Another study by the National Institute of Child Health and Human Development (NICHHD) produced similar results. In 2003, rigorous research was conducted on the effect of childcare on over a thousand children under the age of five. Tracking them from infancy to kindergarten, researchers found that the more time kids spent in non-maternal care during the first 4.5 years of life, the more behavioral problems they developed. Temper tantrums, uncooperative attitudes, destruction of toys and objects, talking back, physical fights, and other defiant problems were included.

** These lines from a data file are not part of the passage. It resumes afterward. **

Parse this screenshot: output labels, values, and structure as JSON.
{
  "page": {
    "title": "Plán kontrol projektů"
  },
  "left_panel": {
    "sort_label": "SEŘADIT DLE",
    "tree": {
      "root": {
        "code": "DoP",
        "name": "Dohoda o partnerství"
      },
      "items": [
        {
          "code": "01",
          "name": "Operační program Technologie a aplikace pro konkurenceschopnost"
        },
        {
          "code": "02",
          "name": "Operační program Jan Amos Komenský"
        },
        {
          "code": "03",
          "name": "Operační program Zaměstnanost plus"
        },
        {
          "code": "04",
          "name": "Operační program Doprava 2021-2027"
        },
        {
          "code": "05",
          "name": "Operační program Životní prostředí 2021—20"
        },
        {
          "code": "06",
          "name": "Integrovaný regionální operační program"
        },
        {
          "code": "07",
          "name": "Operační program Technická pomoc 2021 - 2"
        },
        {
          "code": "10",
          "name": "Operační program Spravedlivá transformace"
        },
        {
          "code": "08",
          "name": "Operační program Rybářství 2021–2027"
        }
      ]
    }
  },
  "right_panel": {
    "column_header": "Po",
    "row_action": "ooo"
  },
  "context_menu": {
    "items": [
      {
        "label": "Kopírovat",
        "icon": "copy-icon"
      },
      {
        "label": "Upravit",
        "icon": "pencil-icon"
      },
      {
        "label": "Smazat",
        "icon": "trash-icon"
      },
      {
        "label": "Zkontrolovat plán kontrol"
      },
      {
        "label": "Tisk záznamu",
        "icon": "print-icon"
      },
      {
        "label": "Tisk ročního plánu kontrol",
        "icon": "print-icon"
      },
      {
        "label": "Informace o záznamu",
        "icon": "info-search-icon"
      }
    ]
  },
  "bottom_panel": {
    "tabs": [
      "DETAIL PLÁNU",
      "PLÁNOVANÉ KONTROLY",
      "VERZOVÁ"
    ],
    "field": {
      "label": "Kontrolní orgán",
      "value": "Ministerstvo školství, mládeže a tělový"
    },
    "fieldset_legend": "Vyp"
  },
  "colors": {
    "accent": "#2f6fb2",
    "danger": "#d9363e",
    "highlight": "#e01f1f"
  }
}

When considering these studies and others like them, the evidence suggests that preschool can be detrimental to a child’s emotional and social well being. How can this be? Wouldn’t spending time with peers seem like the logical way for a child to learn social skills? Possibly not! The data indicates that learning to manage a complex peer setting for an extended period of time throughout the week is the trigger that causes a great deal of stress in young children. In addition to this negative element, most preschoolers are far from being the best as social tutors. Impulsive, selfish, and lacking in their ability to control their emotions and understand social etiquette, preschoolers require the guidance of loving adult supervision to learn compassion, self-control, patience, and other desirable social characteristics.
The influence of early childhood education can also involve negative academic factors. For instance, Jay Belsky of Birbeck University in London studied the long-term effects of early child care in center-based, child-care home, in-home care (by non-relative), and relative care. According to Belsky, “The amount of time spent in childcare from birth to 54 months was related to children’s low vocabulary scores in fifth grade.” Other researchers are also concerned about the backlash of making restless young children develop negative attitudes about school with an overly-structured approach to early childhood education. (Blakemore and Frith 2005; Diamond and Hopson 1999).
For these reasons and more, parents would be wise to prayerfully consider what, when, where, and if formal preschool instruction is truly the best option for their child’s early education.After all, providing quality parental care and the right experiences for early childhood education will undoubtedly not only affect how a child socializes now, but also how he functions for the remainder of his life.